Git has the ability to tag specific points in a repository’s history. Within the Gitflow process, it is used to mark release points (v1.0, v2.0 and so on) on main branch.

Listing Your Tags

git tag

This command lists the tags in alphabetical order; the order in which they are displayed has no real importance.

You can also search for tags that match a particular pattern. The Git source repo, for instance, contains more than 500 tags. If you’re interested only in looking at the 1.8.5 series, you can run this:

git tag -l "v1.8.5*"

Release a new version of master

In the Gitflow process you want to tag master/main branch anytime you merge something into it.

So when release branch or a hotfix branch is merged into master, tagging master should be part of the process.

You can read the Semantic versioning page to learn more about how to tag the branch properly using the version number.

Once a versioned package has been released, the contents of that version MUST NOT be modified. Any modifications MUST be released as a new version.

Create annotated Tags

You use Github or Gitlab graphics interface to create a tag.

Annotated tags are stored as full objects in the Git database.

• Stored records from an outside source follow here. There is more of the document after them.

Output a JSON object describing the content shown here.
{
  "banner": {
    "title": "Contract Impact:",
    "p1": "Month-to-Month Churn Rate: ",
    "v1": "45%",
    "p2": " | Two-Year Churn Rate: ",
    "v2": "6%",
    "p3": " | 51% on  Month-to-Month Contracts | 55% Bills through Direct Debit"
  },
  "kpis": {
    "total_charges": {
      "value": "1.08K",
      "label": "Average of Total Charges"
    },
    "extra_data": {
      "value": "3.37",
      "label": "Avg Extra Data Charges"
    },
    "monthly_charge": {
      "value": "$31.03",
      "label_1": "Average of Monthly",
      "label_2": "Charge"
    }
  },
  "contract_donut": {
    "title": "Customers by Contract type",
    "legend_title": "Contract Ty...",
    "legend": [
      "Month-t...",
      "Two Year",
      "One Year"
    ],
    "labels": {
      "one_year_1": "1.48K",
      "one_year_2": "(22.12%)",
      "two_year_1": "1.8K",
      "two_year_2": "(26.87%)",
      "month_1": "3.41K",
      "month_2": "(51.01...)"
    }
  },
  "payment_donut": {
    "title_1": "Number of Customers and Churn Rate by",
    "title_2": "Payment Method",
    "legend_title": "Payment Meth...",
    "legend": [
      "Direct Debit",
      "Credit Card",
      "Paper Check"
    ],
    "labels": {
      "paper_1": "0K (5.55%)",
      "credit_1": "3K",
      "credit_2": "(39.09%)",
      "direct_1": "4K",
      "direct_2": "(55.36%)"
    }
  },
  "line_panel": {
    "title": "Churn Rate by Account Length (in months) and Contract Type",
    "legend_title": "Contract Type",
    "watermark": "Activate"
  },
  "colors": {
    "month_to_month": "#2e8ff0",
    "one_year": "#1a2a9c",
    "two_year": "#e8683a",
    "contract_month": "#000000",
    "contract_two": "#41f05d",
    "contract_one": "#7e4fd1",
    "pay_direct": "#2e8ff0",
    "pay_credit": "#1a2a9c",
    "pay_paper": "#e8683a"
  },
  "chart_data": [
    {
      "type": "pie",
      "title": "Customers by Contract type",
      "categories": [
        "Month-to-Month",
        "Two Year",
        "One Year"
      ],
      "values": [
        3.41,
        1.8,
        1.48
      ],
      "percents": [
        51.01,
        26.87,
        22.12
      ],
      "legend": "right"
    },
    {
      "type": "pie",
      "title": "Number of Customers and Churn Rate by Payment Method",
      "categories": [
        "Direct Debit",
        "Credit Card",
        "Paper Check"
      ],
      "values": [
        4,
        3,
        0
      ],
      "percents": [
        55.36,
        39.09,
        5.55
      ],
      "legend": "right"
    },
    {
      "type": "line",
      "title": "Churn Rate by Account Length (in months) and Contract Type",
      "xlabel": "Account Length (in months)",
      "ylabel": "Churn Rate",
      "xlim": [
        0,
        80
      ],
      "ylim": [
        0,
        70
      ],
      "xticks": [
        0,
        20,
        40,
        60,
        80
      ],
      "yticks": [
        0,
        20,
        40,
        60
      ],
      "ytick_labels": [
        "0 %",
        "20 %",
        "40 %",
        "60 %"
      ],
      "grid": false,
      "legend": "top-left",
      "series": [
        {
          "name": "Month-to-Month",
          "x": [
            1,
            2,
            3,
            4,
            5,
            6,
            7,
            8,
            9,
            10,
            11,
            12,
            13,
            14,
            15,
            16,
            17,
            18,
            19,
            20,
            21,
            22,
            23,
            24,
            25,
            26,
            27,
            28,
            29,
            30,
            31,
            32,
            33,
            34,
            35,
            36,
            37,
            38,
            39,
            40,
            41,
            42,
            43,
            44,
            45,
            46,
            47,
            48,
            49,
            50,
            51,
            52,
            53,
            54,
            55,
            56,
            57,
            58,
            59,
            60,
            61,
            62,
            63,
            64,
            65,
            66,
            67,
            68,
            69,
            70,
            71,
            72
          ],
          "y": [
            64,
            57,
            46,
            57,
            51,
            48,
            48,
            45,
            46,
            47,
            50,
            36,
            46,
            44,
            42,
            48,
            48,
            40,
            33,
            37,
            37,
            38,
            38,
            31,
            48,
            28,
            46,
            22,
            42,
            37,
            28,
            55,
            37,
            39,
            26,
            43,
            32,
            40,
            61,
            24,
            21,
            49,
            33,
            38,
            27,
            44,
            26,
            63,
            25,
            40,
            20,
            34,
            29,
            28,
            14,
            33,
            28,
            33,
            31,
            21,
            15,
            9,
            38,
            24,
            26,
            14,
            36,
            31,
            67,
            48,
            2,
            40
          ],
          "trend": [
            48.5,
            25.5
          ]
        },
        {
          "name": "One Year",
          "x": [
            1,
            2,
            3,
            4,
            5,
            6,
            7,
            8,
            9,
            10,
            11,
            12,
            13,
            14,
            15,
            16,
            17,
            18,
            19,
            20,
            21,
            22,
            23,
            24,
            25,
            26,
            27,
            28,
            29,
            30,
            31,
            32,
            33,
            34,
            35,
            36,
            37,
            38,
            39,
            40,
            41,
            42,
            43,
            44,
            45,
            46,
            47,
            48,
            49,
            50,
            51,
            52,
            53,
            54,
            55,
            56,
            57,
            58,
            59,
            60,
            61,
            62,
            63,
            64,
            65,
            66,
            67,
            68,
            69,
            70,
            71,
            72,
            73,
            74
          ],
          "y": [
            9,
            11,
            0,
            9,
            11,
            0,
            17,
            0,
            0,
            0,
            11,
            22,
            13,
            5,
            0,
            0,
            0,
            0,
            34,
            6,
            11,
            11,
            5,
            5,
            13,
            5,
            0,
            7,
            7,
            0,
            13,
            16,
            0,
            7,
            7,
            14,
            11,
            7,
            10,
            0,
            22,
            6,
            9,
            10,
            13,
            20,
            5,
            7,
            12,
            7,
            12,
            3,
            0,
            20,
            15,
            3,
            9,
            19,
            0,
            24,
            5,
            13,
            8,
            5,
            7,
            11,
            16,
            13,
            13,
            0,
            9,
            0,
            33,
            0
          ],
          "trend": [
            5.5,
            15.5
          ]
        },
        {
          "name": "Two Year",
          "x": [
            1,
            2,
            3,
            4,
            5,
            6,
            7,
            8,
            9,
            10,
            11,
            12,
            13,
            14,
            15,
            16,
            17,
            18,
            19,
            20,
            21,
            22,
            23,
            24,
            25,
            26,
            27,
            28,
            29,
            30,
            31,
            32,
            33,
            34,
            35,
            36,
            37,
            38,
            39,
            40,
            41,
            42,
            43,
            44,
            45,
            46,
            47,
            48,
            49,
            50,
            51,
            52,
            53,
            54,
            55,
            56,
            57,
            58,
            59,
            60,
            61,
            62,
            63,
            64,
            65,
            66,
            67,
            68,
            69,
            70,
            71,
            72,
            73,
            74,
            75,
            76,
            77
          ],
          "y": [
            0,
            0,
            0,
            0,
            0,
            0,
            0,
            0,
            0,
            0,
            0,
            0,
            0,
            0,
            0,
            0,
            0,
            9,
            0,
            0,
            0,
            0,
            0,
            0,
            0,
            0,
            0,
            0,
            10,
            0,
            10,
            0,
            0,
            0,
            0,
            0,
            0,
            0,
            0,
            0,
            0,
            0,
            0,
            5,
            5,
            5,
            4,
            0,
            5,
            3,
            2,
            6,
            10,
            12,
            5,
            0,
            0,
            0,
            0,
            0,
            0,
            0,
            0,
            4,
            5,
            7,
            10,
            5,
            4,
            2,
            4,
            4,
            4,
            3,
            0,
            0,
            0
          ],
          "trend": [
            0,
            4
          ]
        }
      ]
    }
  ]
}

They’re checksummed; contain the tagger name, email, and date; have a tagging message; and can be signed and verified with GNU Privacy Guard (GPG).

git tag -a v1.4 -m "my version 1.4 is cool"

You can see the tag data along with the commit that was tagged by using the git show command:

git show v1.4

Checking out

If you want to view the versions of files a tag is pointing to, you can do a git checkout of that tag, although this puts your repository in “detached HEAD” state, so do not make any changes on this state.